The channels of trade for parallel imported goods are ideal for counterfeiters. Brand owners ship through regular shipping agents and ports where customs officials have knowledge of the agents and have experience with regular shipments. Both parallel importers and counterfeiters avoid such regular routes and benefit from confusion by using multiple different ports and agents.
It has been calculated that billions of US dollars in revenue are lost worldwide every single year to gray market diversion, along with other possible damage, such as negative consumer experiences that damage the goodwill and reputation of a brand and issues surrounding consumer protection, product integrity, service and warranties, and recall notifications. While reducing revenue for brand owners, gray markets can capitalize on surplus inventory, lower manufacturing costs, lower distribution costs, current economic conditions and currency exchange rates by facilitating the export of goods without the brand owner’s permission. Gray market diversion undercuts the prices of authorized domestic distributors through the sale of goods at lower price points.
Customs Procedures Reform
At the end of 2019, the Law On Amendments to the Customs Code Regarding Protection of Intellectual Property Rights at the Customs Border came into effect. It introduced, inter alia, a completely new approach to how customs treat parallel imports.
Previously, a customs officer had to suspend customs clearance and notify a trademark owner of any product spotted containing a trademark recorded with the Customs IP Registry being imported without the authorization of the trademark owner. It was the trademark holder who decided on whether to initiate a trademark infringement action (based on either assumed counterfeiting or parallel imports or copycats).
Now it is the sole discretion of a customs officer as to whether to suspend customs clearance of the product, which allows the Customs Service to release counterfeits, copycats and parallel imported goods even without notification of the respective trademark owner. Such an approach by the customs authorities is beneficial to the international exhaustion regime and apparently supports parallel imports coming into the country.
There is currently no international treaty or consensus dictating a standard of national (or regional) exhaustion, or international exhaustion. The Paris Convention does not address the issue. The Agreement on Trade Related Aspects of Intellectual Property (TRIPs) is deliberately neutral on the subject. Article 6 of TRIPs reads: “For the purposes of dispute settlement under this Agreement nothing in this Agreement may be used to address the issue of the exhaustion of intellectual property rights.”

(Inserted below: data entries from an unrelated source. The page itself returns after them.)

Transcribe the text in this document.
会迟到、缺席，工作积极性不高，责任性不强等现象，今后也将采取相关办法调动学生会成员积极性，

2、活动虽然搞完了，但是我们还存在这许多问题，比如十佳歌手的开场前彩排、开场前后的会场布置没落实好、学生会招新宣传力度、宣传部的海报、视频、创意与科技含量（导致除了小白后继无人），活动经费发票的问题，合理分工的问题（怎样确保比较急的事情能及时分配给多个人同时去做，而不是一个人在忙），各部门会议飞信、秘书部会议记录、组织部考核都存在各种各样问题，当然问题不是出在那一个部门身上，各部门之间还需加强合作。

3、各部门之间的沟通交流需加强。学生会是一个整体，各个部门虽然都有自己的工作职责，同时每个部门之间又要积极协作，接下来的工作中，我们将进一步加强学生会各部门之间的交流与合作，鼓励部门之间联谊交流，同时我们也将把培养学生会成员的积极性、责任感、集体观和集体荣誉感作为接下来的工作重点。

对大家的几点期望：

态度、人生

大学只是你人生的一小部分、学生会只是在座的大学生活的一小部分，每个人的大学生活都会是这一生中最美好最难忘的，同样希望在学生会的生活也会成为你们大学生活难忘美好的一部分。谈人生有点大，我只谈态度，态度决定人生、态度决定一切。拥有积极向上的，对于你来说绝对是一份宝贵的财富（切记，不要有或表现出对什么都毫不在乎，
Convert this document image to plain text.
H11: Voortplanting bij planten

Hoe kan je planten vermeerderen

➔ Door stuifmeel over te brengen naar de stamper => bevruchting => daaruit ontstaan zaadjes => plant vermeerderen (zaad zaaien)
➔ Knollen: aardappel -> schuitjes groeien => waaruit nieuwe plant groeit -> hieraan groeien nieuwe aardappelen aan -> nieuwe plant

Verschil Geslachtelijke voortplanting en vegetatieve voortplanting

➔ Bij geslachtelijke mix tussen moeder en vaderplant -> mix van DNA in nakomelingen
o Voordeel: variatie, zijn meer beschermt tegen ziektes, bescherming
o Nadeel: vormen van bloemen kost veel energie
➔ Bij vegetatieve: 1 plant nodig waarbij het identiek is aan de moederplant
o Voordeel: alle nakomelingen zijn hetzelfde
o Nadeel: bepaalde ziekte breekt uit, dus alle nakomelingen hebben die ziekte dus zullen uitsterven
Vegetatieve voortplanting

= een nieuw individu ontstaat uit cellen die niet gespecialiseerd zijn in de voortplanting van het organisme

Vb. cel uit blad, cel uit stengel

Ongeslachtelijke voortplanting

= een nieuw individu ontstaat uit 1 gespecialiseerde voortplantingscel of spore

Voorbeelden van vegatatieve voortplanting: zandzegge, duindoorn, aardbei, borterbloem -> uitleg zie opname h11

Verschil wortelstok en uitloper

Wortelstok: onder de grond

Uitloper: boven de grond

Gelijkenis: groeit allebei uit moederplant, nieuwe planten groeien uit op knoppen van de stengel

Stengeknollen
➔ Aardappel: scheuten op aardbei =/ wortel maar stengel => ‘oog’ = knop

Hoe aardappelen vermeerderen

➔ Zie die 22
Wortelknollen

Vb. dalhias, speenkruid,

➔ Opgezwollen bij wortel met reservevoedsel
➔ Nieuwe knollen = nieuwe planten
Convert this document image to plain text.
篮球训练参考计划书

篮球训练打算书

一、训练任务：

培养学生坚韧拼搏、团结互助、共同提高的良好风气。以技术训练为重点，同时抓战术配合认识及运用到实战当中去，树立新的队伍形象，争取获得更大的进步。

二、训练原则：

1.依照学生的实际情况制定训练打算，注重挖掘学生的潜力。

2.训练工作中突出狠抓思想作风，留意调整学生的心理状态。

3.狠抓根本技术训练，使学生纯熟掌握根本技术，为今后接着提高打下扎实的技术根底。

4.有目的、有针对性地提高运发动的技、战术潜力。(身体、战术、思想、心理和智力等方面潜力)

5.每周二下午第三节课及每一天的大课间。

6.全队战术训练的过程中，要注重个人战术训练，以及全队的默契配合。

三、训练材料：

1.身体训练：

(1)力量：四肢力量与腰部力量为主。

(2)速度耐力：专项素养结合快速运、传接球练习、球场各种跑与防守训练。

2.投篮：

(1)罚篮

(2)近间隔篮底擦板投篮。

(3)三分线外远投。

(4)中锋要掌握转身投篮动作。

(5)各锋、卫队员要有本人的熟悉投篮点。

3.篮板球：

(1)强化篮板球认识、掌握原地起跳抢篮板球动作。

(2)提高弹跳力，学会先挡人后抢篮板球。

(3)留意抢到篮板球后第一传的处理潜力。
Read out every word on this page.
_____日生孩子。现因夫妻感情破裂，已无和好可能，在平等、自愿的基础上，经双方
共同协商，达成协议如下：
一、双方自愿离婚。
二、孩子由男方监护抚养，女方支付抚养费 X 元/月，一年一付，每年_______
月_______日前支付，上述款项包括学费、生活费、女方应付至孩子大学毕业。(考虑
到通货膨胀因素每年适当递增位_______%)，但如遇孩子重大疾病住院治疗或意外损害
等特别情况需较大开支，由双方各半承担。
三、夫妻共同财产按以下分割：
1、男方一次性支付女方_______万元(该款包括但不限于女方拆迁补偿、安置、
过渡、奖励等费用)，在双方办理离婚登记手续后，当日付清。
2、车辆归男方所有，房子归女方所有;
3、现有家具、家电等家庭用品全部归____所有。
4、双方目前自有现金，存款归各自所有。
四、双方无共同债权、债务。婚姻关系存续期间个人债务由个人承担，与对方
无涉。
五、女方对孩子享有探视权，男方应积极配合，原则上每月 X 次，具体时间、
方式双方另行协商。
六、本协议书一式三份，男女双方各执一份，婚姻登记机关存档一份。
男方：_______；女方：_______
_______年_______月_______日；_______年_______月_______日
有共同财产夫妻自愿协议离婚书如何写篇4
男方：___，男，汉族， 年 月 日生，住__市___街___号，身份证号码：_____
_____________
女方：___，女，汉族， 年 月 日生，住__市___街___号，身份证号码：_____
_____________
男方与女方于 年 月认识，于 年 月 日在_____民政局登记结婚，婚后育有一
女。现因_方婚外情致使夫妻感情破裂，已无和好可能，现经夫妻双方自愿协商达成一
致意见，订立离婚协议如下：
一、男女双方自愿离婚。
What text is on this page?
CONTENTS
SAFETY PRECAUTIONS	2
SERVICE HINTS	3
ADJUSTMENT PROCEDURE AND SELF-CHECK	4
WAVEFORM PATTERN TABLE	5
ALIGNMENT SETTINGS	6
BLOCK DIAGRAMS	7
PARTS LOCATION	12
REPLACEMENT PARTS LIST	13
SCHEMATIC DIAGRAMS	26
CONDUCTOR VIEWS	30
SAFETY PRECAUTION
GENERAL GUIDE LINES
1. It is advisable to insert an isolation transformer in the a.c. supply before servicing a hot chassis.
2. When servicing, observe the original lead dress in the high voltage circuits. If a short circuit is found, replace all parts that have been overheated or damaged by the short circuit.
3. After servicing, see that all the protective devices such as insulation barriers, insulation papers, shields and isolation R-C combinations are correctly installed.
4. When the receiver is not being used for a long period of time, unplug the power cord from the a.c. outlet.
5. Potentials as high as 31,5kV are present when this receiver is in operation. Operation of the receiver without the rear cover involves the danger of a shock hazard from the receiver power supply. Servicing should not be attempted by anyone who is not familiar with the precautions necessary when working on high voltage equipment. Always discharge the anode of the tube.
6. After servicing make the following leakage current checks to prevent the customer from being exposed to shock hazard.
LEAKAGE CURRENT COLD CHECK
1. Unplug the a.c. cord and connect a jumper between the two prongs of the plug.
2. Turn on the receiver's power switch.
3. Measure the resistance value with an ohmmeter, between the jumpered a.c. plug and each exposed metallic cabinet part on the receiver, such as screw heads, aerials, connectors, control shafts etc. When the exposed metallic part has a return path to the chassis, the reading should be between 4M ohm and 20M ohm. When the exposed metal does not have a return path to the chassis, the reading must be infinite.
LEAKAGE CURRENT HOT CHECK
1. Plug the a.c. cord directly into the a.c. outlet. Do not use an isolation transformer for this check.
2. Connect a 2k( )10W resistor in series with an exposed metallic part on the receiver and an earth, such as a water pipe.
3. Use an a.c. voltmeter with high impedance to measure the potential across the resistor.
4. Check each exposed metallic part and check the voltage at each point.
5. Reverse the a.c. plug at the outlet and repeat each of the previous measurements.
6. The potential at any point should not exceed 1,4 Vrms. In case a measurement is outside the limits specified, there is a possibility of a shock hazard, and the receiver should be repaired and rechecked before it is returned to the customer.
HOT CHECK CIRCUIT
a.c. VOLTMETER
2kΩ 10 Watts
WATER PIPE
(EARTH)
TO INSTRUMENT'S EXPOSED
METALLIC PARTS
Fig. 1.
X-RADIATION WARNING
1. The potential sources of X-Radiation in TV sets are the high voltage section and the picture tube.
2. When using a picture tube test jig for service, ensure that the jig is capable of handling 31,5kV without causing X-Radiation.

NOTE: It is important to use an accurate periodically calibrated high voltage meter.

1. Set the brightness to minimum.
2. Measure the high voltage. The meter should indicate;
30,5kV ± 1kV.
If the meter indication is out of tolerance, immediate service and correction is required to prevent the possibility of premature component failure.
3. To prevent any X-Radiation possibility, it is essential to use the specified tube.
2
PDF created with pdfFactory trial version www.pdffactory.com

Remedies for gray market goods are country specific. In Ukraine a trademark owner can mitigate the importation and sale of gray market goods through, inter alia, the following means:
- Reviewing the company’s businesses supply chain, including licensee and distributor agreements, and create wording to address parallel importation (e.g., insert provisions prohibiting exports of products to certain jurisdictions, etc.).
- Drafting manufacturer’s warranties to limit the ability of purchasers of gray market goods to rely on those warranties unless they return the goods to the place of original purchase.
- Collecting information on the source of gray market activity through both internal and external sources (e.g., sales personnel, related entities located in other countries, vendors).
- Educating the company’s consumers about known parallel imports and the differences to look for in those imports (e.g., different packaging, absence of the manufacturer’s original warranty).
- Registering trademarks and copyrights, record trademarks with the IP Customs Registry, filing complaints against parallel imported goods with consumer protection and local certifying authorities, creating an online system for reporting violations, etc.